Sophie könnte rasch nach Hause rennen und ihr Handy holen. Aber irgendetwas ließ sie zögern, dies anzubieten. Entweder Böhnert kam von selber darauf. Oder eben nicht. Weil es sowieso völlig unnötig wäre: Sie hatte ihr Telefon selbstverständlich in der Tasche. Sie hatte nur keine Lust, es abzugeben, solange noch die vielen Bilder vom Strand darauf waren. Die Kamera machte einfach tollere Fotos als die an ihrem eigenen Telefon. Außerdem gab es das Selfie in Zorros Bett. Das ging keinen etwas an.
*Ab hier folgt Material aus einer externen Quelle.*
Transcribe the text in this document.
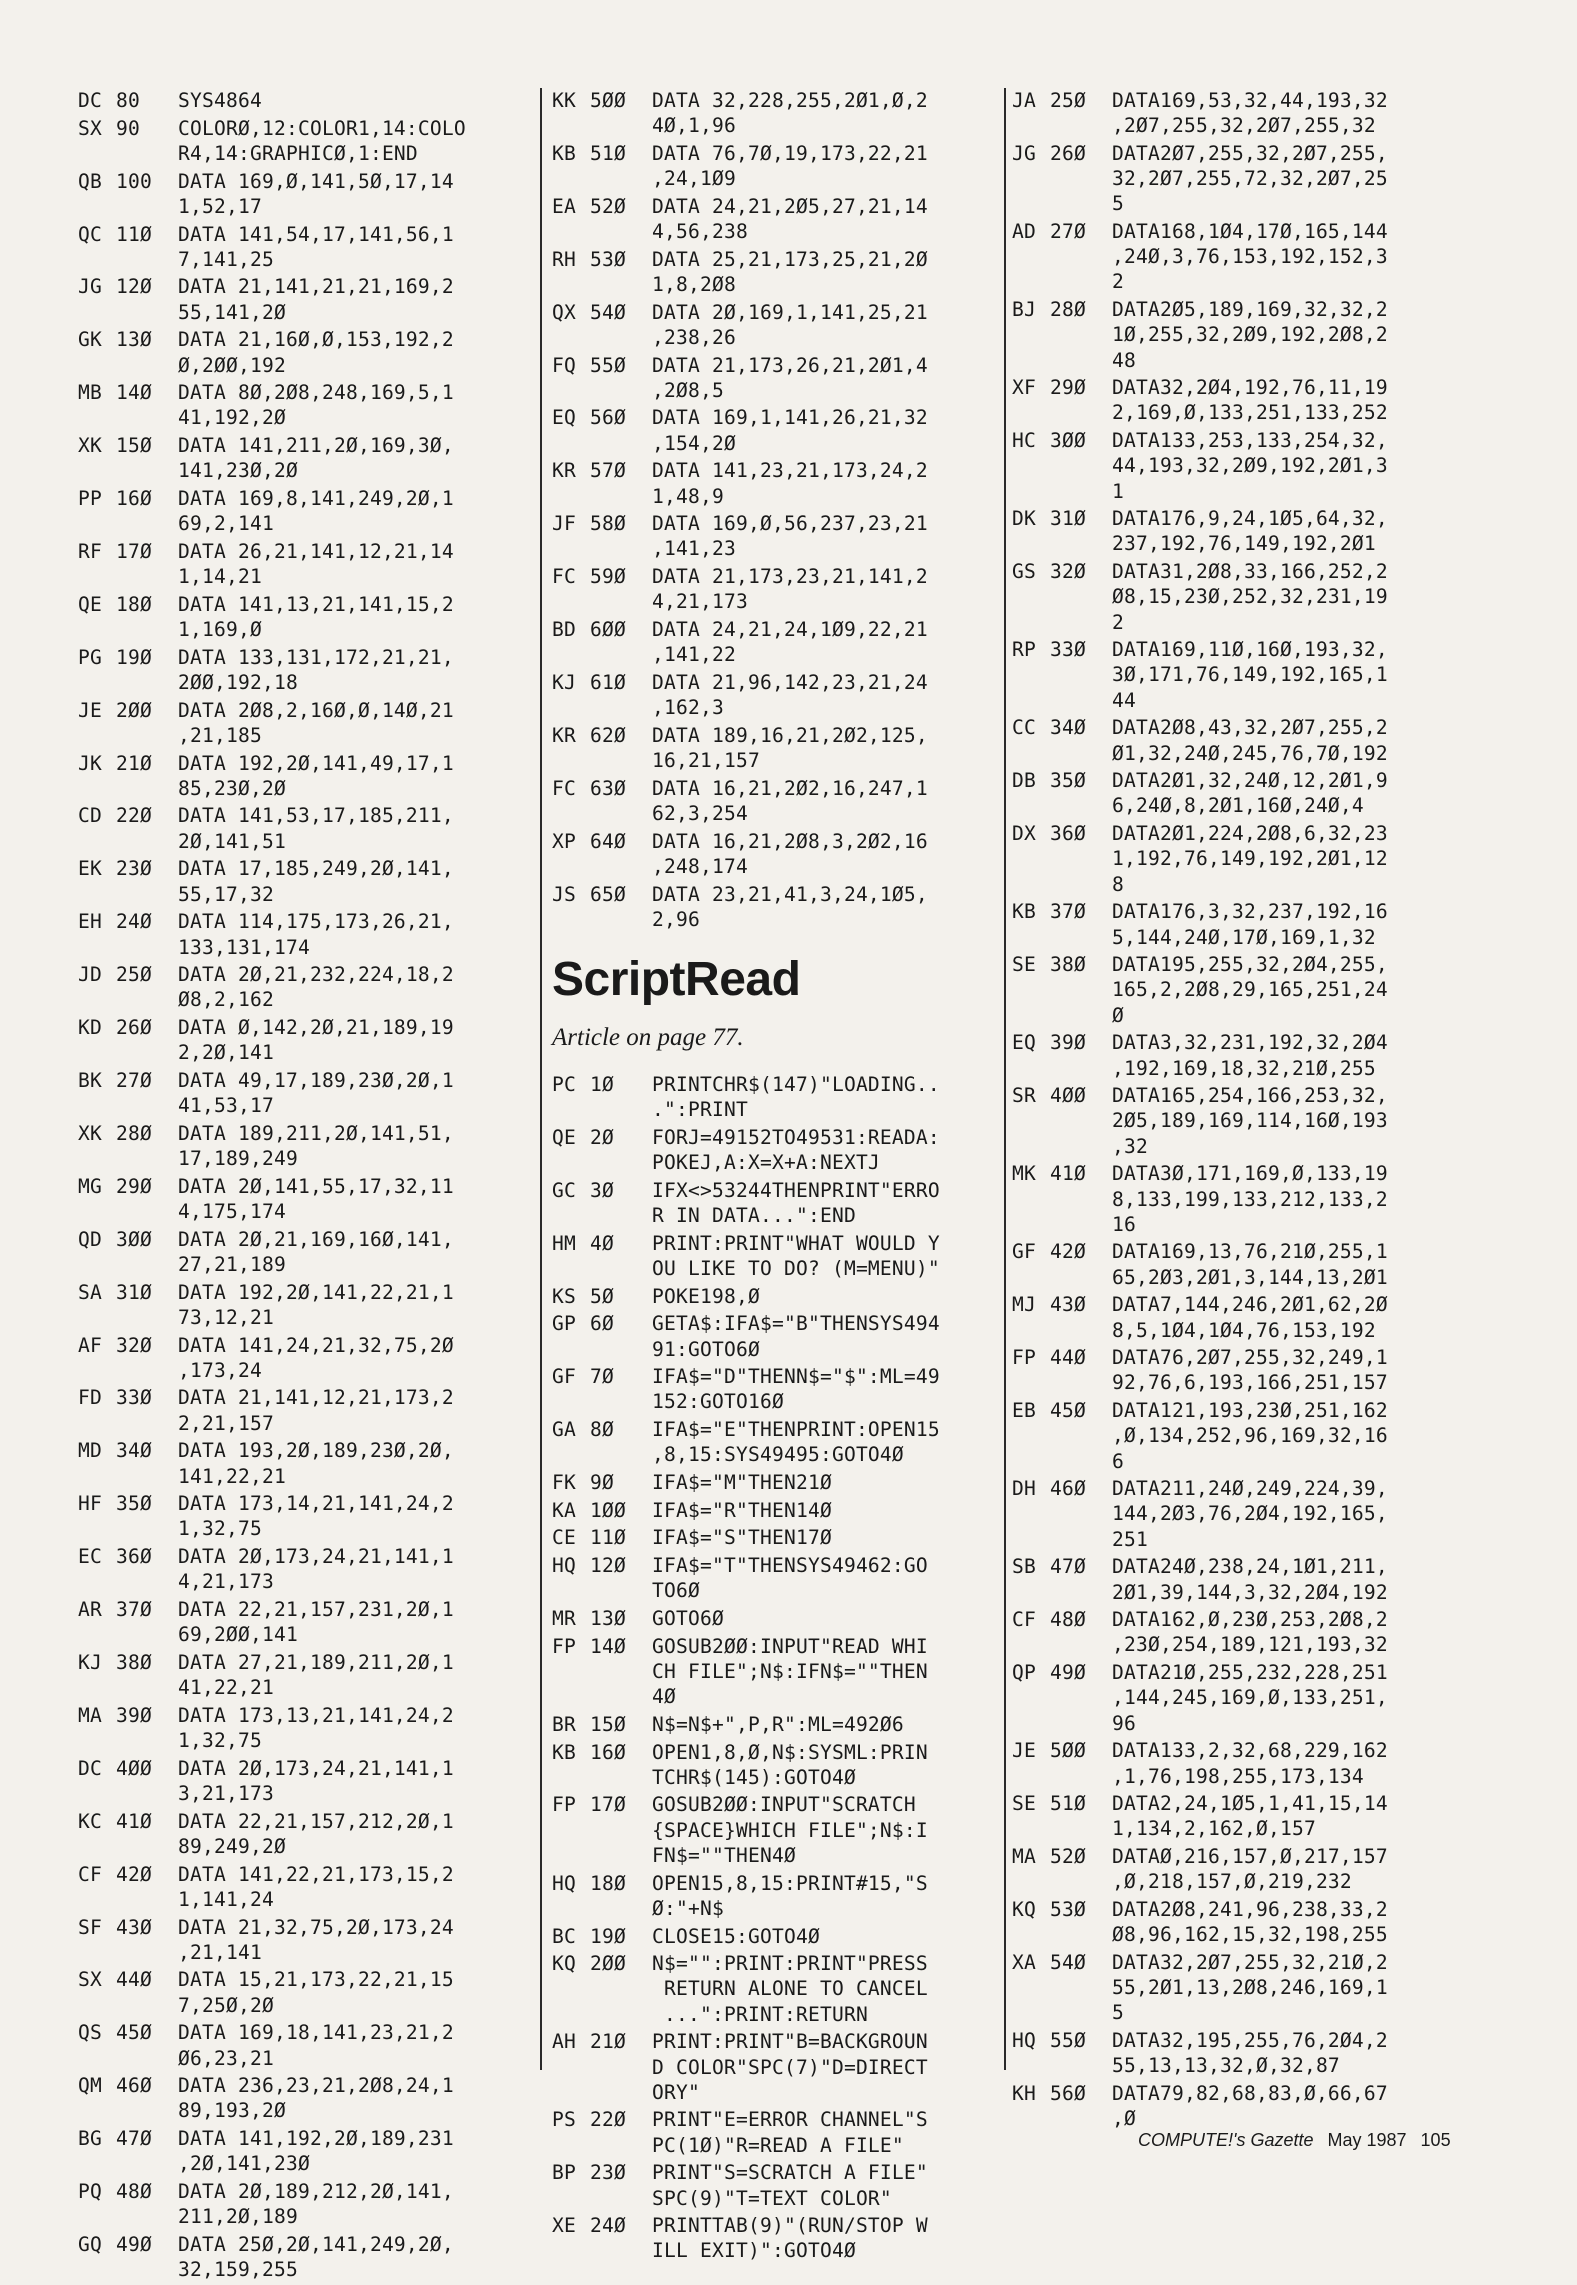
DC 80	SYS4864
SX 90	COLORØ,12:COLOR1,14:COLO
R4,14:GRAPHICØ,1:END
QB 100	DATA 169,Ø,141,5Ø,17,14
1,52,17
QC 11Ø	DATA 141,54,17,141,56,1
7,141,25
JG 12Ø	DATA 21,141,21,21,169,2
55,141,2Ø
GK 13Ø	DATA 21,16Ø,Ø,153,192,2
Ø,2ØØ,192
MB 14Ø	DATA 8Ø,2Ø8,248,169,5,1
41,192,2Ø
XK 15Ø	DATA 141,211,2Ø,169,3Ø,
141,23Ø,2Ø
PP 16Ø	DATA 169,8,141,249,2Ø,1
69,2,141
RF 17Ø	DATA 26,21,141,12,21,14
1,14,21
QE 18Ø	DATA 141,13,21,141,15,2
1,169,Ø
PG 19Ø	DATA 133,131,172,21,21,
2ØØ,192,18
JE 2ØØ	DATA 2Ø8,2,16Ø,Ø,14Ø,21
,21,185
JK 21Ø	DATA 192,2Ø,141,49,17,1
85,23Ø,2Ø
CD 22Ø	DATA 141,53,17,185,211,
2Ø,141,51
EK 23Ø	DATA 17,185,249,2Ø,141,
55,17,32
EH 24Ø	DATA 114,175,173,26,21,
133,131,174
JD 25Ø	DATA 2Ø,21,232,224,18,2
Ø8,2,162
KD 26Ø	DATA Ø,142,2Ø,21,189,19
2,2Ø,141
BK 27Ø	DATA 49,17,189,23Ø,2Ø,1
41,53,17
XK 28Ø	DATA 189,211,2Ø,141,51,
17,189,249
MG 29Ø	DATA 2Ø,141,55,17,32,11
4,175,174
QD 3ØØ	DATA 2Ø,21,169,16Ø,141,
27,21,189
SA 31Ø	DATA 192,2Ø,141,22,21,1
73,12,21
AF 32Ø	DATA 141,24,21,32,75,2Ø
,173,24
FD 33Ø	DATA 21,141,12,21,173,2
2,21,157
MD 34Ø	DATA 193,2Ø,189,23Ø,2Ø,
141,22,21
HF 35Ø	DATA 173,14,21,141,24,2
1,32,75
EC 36Ø	DATA 2Ø,173,24,21,141,1
4,21,173
AR 37Ø	DATA 22,21,157,231,2Ø,1
69,2ØØ,141
KJ 38Ø	DATA 27,21,189,211,2Ø,1
41,22,21
MA 39Ø	DATA 173,13,21,141,24,2
1,32,75
DC 4ØØ	DATA 2Ø,173,24,21,141,1
3,21,173
KC 41Ø	DATA 22,21,157,212,2Ø,1
89,249,2Ø
CF 42Ø	DATA 141,22,21,173,15,2
1,141,24
SF 43Ø	DATA 21,32,75,2Ø,173,24
,21,141
SX 44Ø	DATA 15,21,173,22,21,15
7,25Ø,2Ø
QS 45Ø	DATA 169,18,141,23,21,2
Ø6,23,21
QM 46Ø	DATA 236,23,21,2Ø8,24,1
89,193,2Ø
BG 47Ø	DATA 141,192,2Ø,189,231
,2Ø,141,23Ø
PQ 48Ø	DATA 2Ø,189,212,2Ø,141,
211,2Ø,189
GQ 49Ø	DATA 25Ø,2Ø,141,249,2Ø,
32,159,255
KK 5ØØ	DATA 32,228,255,2Ø1,Ø,2
4Ø,1,96
KB 51Ø	DATA 76,7Ø,19,173,22,21
,24,1Ø9
EA 52Ø	DATA 24,21,2Ø5,27,21,14
4,56,238
RH 53Ø	DATA 25,21,173,25,21,2Ø
1,8,2Ø8
QX 54Ø	DATA 2Ø,169,1,141,25,21
,238,26
FQ 55Ø	DATA 21,173,26,21,2Ø1,4
,2Ø8,5
EQ 56Ø	DATA 169,1,141,26,21,32
,154,2Ø
KR 57Ø	DATA 141,23,21,173,24,2
1,48,9
JF 58Ø	DATA 169,Ø,56,237,23,21
,141,23
FC 59Ø	DATA 21,173,23,21,141,2
4,21,173
BD 6ØØ	DATA 24,21,24,1Ø9,22,21
,141,22
KJ 61Ø	DATA 21,96,142,23,21,24
,162,3
KR 62Ø	DATA 189,16,21,2Ø2,125,
16,21,157
FC 63Ø	DATA 16,21,2Ø2,16,247,1
62,3,254
XP 64Ø	DATA 16,21,2Ø8,3,2Ø2,16
,248,174
JS 65Ø	DATA 23,21,41,3,24,1Ø5,
2,96
ScriptRead
Article on page 77.
PC 1Ø	PRINTCHR$(147)"LOADING..
.":PRINT
QE 2Ø	FORJ=49152TO49531:READA:
POKEJ,A:X=X+A:NEXTJ
GC 3Ø	IFX<>53244THENPRINT"ERRO
R IN DATA...":END
HM 4Ø	PRINT:PRINT"WHAT WOULD Y
OU LIKE TO DO? (M=MENU)"
KS 5Ø	POKE198,Ø
GP 6Ø	GETA$:IFA$="B"THENSYS494
91:GOTO6Ø
GF 7Ø	IFA$="D"THENN$="$":ML=49
152:GOTO16Ø
GA 8Ø	IFA$="E"THENPRINT:OPEN15
,8,15:SYS49495:GOTO4Ø
FK 9Ø	IFA$="M"THEN21Ø
KA 1ØØ	IFA$="R"THEN14Ø
CE 11Ø	IFA$="S"THEN17Ø
HQ 12Ø	IFA$="T"THENSYS49462:GO
TO6Ø
MR 13Ø	GOTO6Ø
FP 14Ø	GOSUB2ØØ:INPUT"READ WHI
CH FILE";N$:IFN$=""THEN
4Ø
BR 15Ø	N$=N$+",P,R":ML=492Ø6
KB 16Ø	OPEN1,8,Ø,N$:SYSML:PRIN
TCHR$(145):GOTO4Ø
FP 17Ø	GOSUB2ØØ:INPUT"SCRATCH
{SPACE}WHICH FILE";N$:I
FN$=""THEN4Ø
HQ 18Ø	OPEN15,8,15:PRINT#15,"S
Ø:"+N$
BC 19Ø	CLOSE15:GOTO4Ø
KQ 2ØØ	N$="":PRINT:PRINT"PRESS
RETURN ALONE TO CANCEL
...":PRINT:RETURN
AH 21Ø	PRINT:PRINT"B=BACKGROUN
D COLOR"SPC(7)"D=DIRECT
ORY"
PS 22Ø	PRINT"E=ERROR CHANNEL"S
PC(1Ø)"R=READ A FILE"
BP 23Ø	PRINT"S=SCRATCH A FILE"
SPC(9)"T=TEXT COLOR"
XE 24Ø	PRINTTAB(9)"(RUN/STOP W
ILL EXIT)":GOTO4Ø
JA 25Ø	DATA169,53,32,44,193,32
,2Ø7,255,32,2Ø7,255,32
JG 26Ø	DATA2Ø7,255,32,2Ø7,255,
32,2Ø7,255,72,32,2Ø7,25
5
AD 27Ø	DATA168,1Ø4,17Ø,165,144
,24Ø,3,76,153,192,152,3
2
BJ 28Ø	DATA2Ø5,189,169,32,32,2
1Ø,255,32,2Ø9,192,2Ø8,2
48
XF 29Ø	DATA32,2Ø4,192,76,11,19
2,169,Ø,133,251,133,252
HC 3ØØ	DATA133,253,133,254,32,
44,193,32,2Ø9,192,2Ø1,3
1
DK 31Ø	DATA176,9,24,1Ø5,64,32,
237,192,76,149,192,2Ø1
GS 32Ø	DATA31,2Ø8,33,166,252,2
Ø8,15,23Ø,252,32,231,19
2
RP 33Ø	DATA169,11Ø,16Ø,193,32,
3Ø,171,76,149,192,165,1
44
CC 34Ø	DATA2Ø8,43,32,2Ø7,255,2
Ø1,32,24Ø,245,76,7Ø,192
DB 35Ø	DATA2Ø1,32,24Ø,12,2Ø1,9
6,24Ø,8,2Ø1,16Ø,24Ø,4
DX 36Ø	DATA2Ø1,224,2Ø8,6,32,23
1,192,76,149,192,2Ø1,12
8
KB 37Ø	DATA176,3,32,237,192,16
5,144,24Ø,17Ø,169,1,32
SE 38Ø	DATA195,255,32,2Ø4,255,
165,2,2Ø8,29,165,251,24
Ø
EQ 39Ø	DATA3,32,231,192,32,2Ø4
,192,169,18,32,21Ø,255
SR 4ØØ	DATA165,254,166,253,32,
2Ø5,189,169,114,16Ø,193
,32
MK 41Ø	DATA3Ø,171,169,Ø,133,19
8,133,199,133,212,133,2
16
GF 42Ø	DATA169,13,76,21Ø,255,1
65,2Ø3,2Ø1,3,144,13,2Ø1
MJ 43Ø	DATA7,144,246,2Ø1,62,2Ø
8,5,1Ø4,1Ø4,76,153,192
FP 44Ø	DATA76,2Ø7,255,32,249,1
92,76,6,193,166,251,157
EB 45Ø	DATA121,193,23Ø,251,162
,Ø,134,252,96,169,32,16
6
DH 46Ø	DATA211,24Ø,249,224,39,
144,2Ø3,76,2Ø4,192,165,
251
SB 47Ø	DATA24Ø,238,24,1Ø1,211,
2Ø1,39,144,3,32,2Ø4,192
CF 48Ø	DATA162,Ø,23Ø,253,2Ø8,2
,23Ø,254,189,121,193,32
QP 49Ø	DATA21Ø,255,232,228,251
,144,245,169,Ø,133,251,
96
JE 5ØØ	DATA133,2,32,68,229,162
,1,76,198,255,173,134
SE 51Ø	DATA2,24,1Ø5,1,41,15,14
1,134,2,162,Ø,157
MA 52Ø	DATAØ,216,157,Ø,217,157
,Ø,218,157,Ø,219,232
KQ 53Ø	DATA2Ø8,241,96,238,33,2
Ø8,96,162,15,32,198,255
XA 54Ø	DATA32,2Ø7,255,32,21Ø,2
55,2Ø1,13,2Ø8,246,169,1
5
HQ 55Ø	DATA32,195,255,76,2Ø4,2
55,13,13,32,Ø,32,87
KH 56Ø	DATA79,82,68,83,Ø,66,67
,Ø
COMPUTE!'s Gazette May 1987 105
Inzwischen schien Tom Böhnert einen Entschluss gefasst zu haben. »Würde es euch was ausmachen, wenn ihr morgen als erstes schnell hier hochkommt? Dann können wir die Dinger direkt austauschen. Um halb zehn? Bei mir? Frau Schepers soll euch die Züge buchen. Okay?«

Greta nickte eifrig, geradezu aufgedreht. Sophie war auch einverstanden. »Wir kommen.«

»Super. Bis morgen dann. Ach ja: denkt an die Codes und die Passwörter zum Entsperren, okay?« Böhnerts Bild auf der Projektionsfläche erlosch, das Lämpchen am Bildrand leuchtete rot. Die Konferenz war vorbei.